A 960 kg car is pulling a 310 kg trailer. Together the car and trailer move forward with an acceleration of 2.00 m/s2. Ignore any frictional force of air drag on the car and all frictional forces on the trailer.

(a) Determine the net force on the car.
magnitude

N
direction


(b) Determine the net force on the trailer.
magnitude

N
direction


(c) Determine the force exerted by the trailer on the car.
magnitude

N
direction


(d) Determine the resultant force exerted by the car on the road. (Assume that the forward direction is along the +x-direction.)
magnitude

Answer 1

a)
`F_c=1920\,N`

b)
`F_c=620\,N`

c)
`T=620\,N`

d)
`F_R=9497.39\,N`

`\theta=81.133^(\circ)` from the horizontal.

Step-by-step explanation:

Given:

mass of the car,
`m_c=960\,kg`

mass of trailer,
`m_t=310\,kg`

acceleration of the system,
`a=2\,m.s^(-2)`

(a)

Net force on the car will be in the direction of acceleration given by:

`F_c=m_c.a`

`F_c=960* 2`

`F_c=1920\,N`

(b)

`F_t=m_t.a`

`F_t=310* 2`

`F_t=620\,N`

(c)

Since the car and the trolley are linked together, the link will face a tension force and this will be exerted on the car by the Newton's third law of motion which can be given as:

`T=2* 310`

`T=620\,N`

(d)

Net vertical force acting on the road due to car:

`F_v=m_c.g`

`F_v=960* 9.8`

`F_v=9408\,N`

Net vertical force acting on the road:

`F_h=(960-310)* 2`

`F_h=1300\,N`

Now, the net resultant force:

`F_R=√((1300)^2+(9408)^2)`

`F_R=9497.39\,N`

Angle f the force from horizontal:

`tan\theta=(9408)/(1300)`

`\theta=81.133^(\circ)` from the horizontal.

Answer 2

(a) 2540 N

(b) 620 N

Step-by-step explanation:

mass of car, M = 960 kg

mass of trailer, m = 310 kg

acceleration, a = 2 m/s^2

Let the net force on the car is F and the net force on the trailer is T.

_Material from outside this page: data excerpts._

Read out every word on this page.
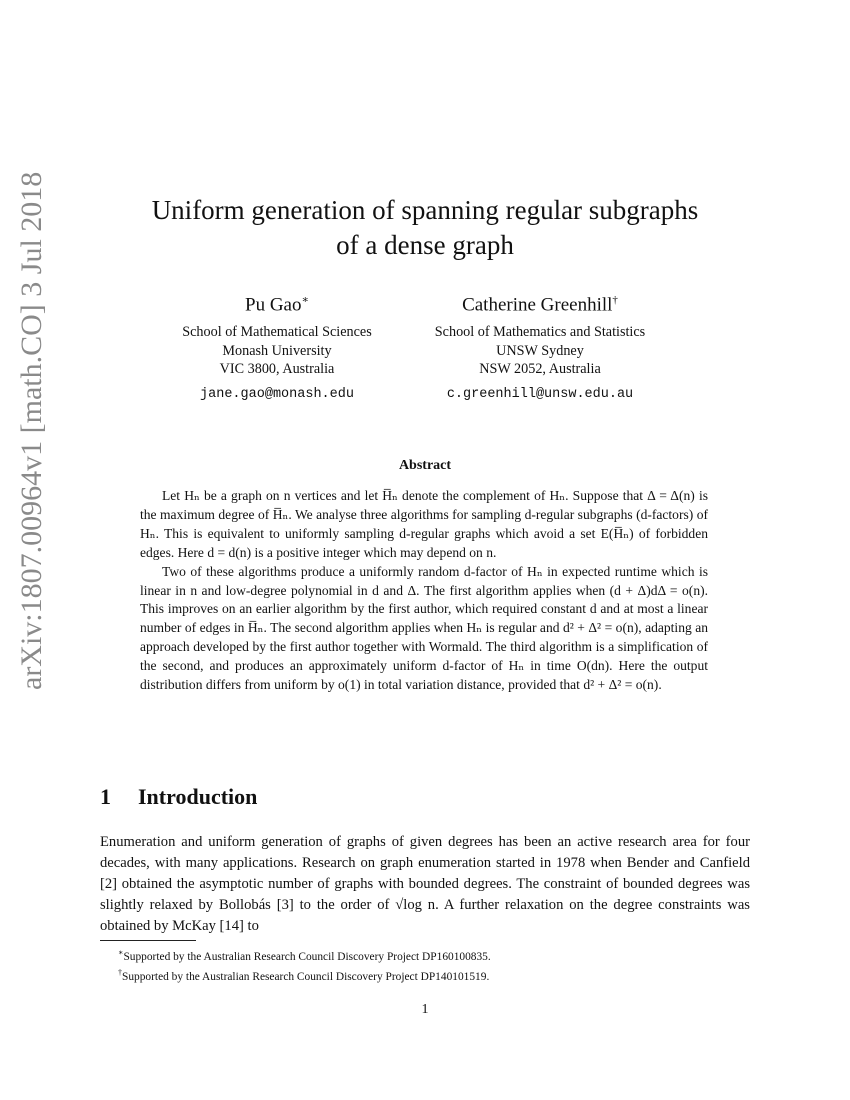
arXiv:1807.00964v1 [math.CO] 3 Jul 2018	Uniform generation of spanning regular subgraphs
of a dense graph
Pu Gao∗
School of Mathematical Sciences
Monash University
VIC 3800, Australia
jane.gao@monash.edu
Catherine Greenhill†
School of Mathematics and Statistics
UNSW Sydney
NSW 2052, Australia
c.greenhill@unsw.edu.au
Abstract

Let Hₙ be a graph on n vertices and let H̅ₙ denote the complement of Hₙ. Suppose that Δ = Δ(n) is the maximum degree of H̅ₙ. We analyse three algorithms for sampling d-regular subgraphs (d-factors) of Hₙ. This is equivalent to uniformly sampling d-regular graphs which avoid a set E(H̅ₙ) of forbidden edges. Here d = d(n) is a positive integer which may depend on n.

Two of these algorithms produce a uniformly random d-factor of Hₙ in expected runtime which is linear in n and low-degree polynomial in d and Δ. The first algorithm applies when (d + Δ)dΔ = o(n). This improves on an earlier algorithm by the first author, which required constant d and at most a linear number of edges in H̅ₙ. The second algorithm applies when Hₙ is regular and d² + Δ² = o(n), adapting an approach developed by the first author together with Wormald. The third algorithm is a simplification of the second, and produces an approximately uniform d-factor of Hₙ in time O(dn). Here the output distribution differs from uniform by o(1) in total variation distance, provided that d² + Δ² = o(n).

1 Introduction

Enumeration and uniform generation of graphs of given degrees has been an active research area for four decades, with many applications. Research on graph enumeration started in 1978 when Bender and Canfield [2] obtained the asymptotic number of graphs with bounded degrees. The constraint of bounded degrees was slightly relaxed by Bollobás [3] to the order of √log n. A further relaxation on the degree constraints was obtained by McKay [14] to

∗Supported by the Australian Research Council Discovery Project DP160100835.
†Supported by the Australian Research Council Discovery Project DP140101519.
1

(a) According to the free body diagram, use Newton's second law

F - T = Ma .... (1)

T = ma .... (2)

Adding both the equations

F = (M+m)a

F = (960 + 310) x 2

F = 2540 N

Thus, the force on the car is 2540 N.

(b) By the equation (2), we get

T = 310 x 2 = 620 N

Thus, the force on trailer is 620 N.